Network security can fail first with retailers' own employees
As the holiday shopping season unfolds, merchants and consumers alike may fear the "unknown" of cyber attacks, envisioning a Target- or Home Depot-type breach.
But whether or not retailers are properly guarding their payment hardware and their in-store networks, a bigger issue might just be the workers who have access to retail organizations' data — including both regular staff and temporary holiday workers.
The number of permanent employees who accessed or sent sensitive data they should not have increased sharply to 30% in 2016 from 7% in 2015, according to IT and security professionals surveyed for Bay Dynamics' pre-holiday retail cyber risk report.
Fraud prevention technology provider Bay Dynamics surveyed 134 IT and security professionals at U.S. retail companies with more than 2,000 employees in October.
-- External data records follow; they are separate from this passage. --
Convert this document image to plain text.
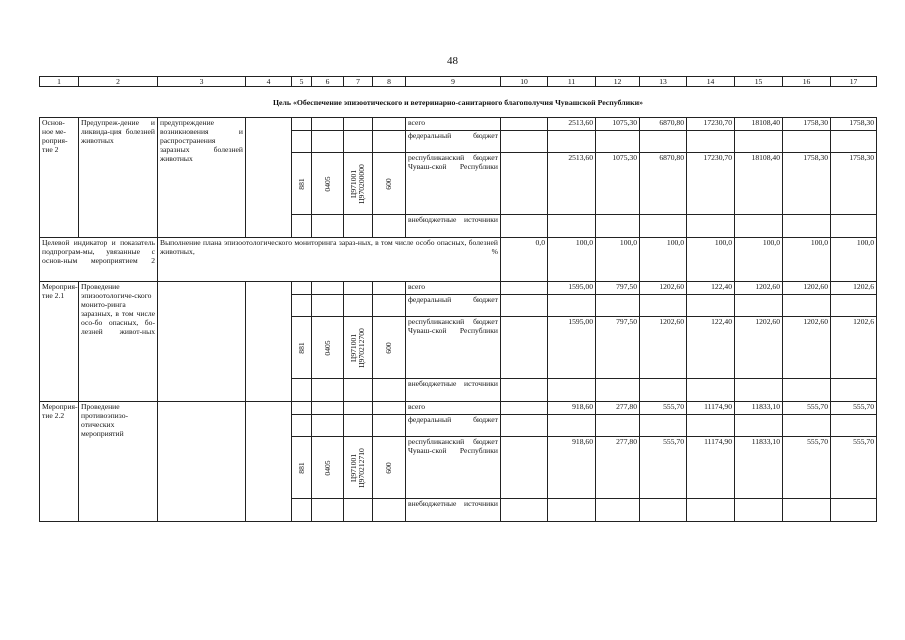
48
1	2	3	4	5	6	7	8	9	10	11	12	13	14	15	16	17
Цель «Обеспечение эпизоотического и ветеринарно-санитарного благополучия Чувашской Республики»																
Основ-ное ме-роприя-тие 2	Предупреж-дение и ликвида-ция болезней животных	предупреждение возникновения и распространения заразных болезней животных						всего		2513,60	1075,30	6870,80	17230,70	18108,40	1758,30	1758,30
								федеральный бюджет								

				881	0405	Ц971001 Ц970200000	600	республиканский бюджет Чуваш-ской Республики		2513,60	1075,30	6870,80	17230,70	18108,40	1758,30	1758,30
								внебюджетные источники								
Целевой индикатор и показатель подпрограм-мы, увязанные с основ-ным мероприятием 2		Выполнение плана эпизоотологического мониторинга зараз-ных, в том числе особо опасных, болезней животных, %							0,0	100,0	100,0	100,0	100,0	100,0	100,0	100,0
Мероприя-тие 2.1	Проведение эпизоотологиче-ского монито-ринга заразных, в том числе осо-бо опасных, бо-лезней живот-ных							всего		1595,00	797,50	1202,60	122,40	1202,60	1202,60	1202,6
								федеральный бюджет								

				881	0405	Ц971001 Ц970212700	600	республиканский бюджет Чуваш-ской Республики		1595,00	797,50	1202,60	122,40	1202,60	1202,60	1202,6
								внебюджетные источники								
Мероприя-тие 2.2	Проведение противоэпизо-отических мероприятий							всего		918,60	277,80	555,70	11174,90	11833,10	555,70	555,70
								федеральный бюджет								

				881	0405	Ц971001 Ц970212710	600	республиканский бюджет Чуваш-ской Республики		918,60	277,80	555,70	11174,90	11833,10	555,70	555,70
								внебюджетные источники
Osterman Research conducted the survey.
In addition to knowing that sensitive data is being exposed, more security professionals are aware of employees who have access to such data. Last year, 14% said they were not sure if their employees sent data they should not have, but that number fell to 5% this year.
The majority of security professionals, at 64%, said they do not give temporary workers their own accounts, thus blocking access to sensitive data. The 36% who do allow temporary workers access to an account say they monitor the work of those employees more closely. Only 12% of survey respondents said they have no visibility into what their temporary workers are doing on the network.
Still, only 6% of security professionals say their temporary workers have access to personally identifiable information, and only 13% say their contractors can access that type of information.
“When comparing the 2015 retail cyber risk report to today’s, the data shows a significant improvement in how retail organizations are prioritizing cyber risk and security,” Ryan Stolte, co-founder and CTO at Bay Dynamics, stated in a release about the report.
“They view cyber security as a year-round commitment and therefore are limiting access to sensitive information for those workers who do not have their own accounts. They have more visibility into their employees’ actions, especially permanent employees who access highly valued data assets. Cyber security is no longer being put on the back burner and that’s a positive shift.”
With cyber security being viewed as a year-round commitment, IT departments are addressing vulnerabilities in a retail network more quickly, the report said. Almost 60% of those responsible for security said they patch a vulnerability within 48 hours of discovering it.
Companies are becoming more aware of security needs, but the majority still provide training for employees only once a year — with 27% doing it when an employee joins the company, and 34% scheduling it annually. Ten percent said they provide security training once a year before the holidays, while 8% said training takes place after a security problem has already occurred.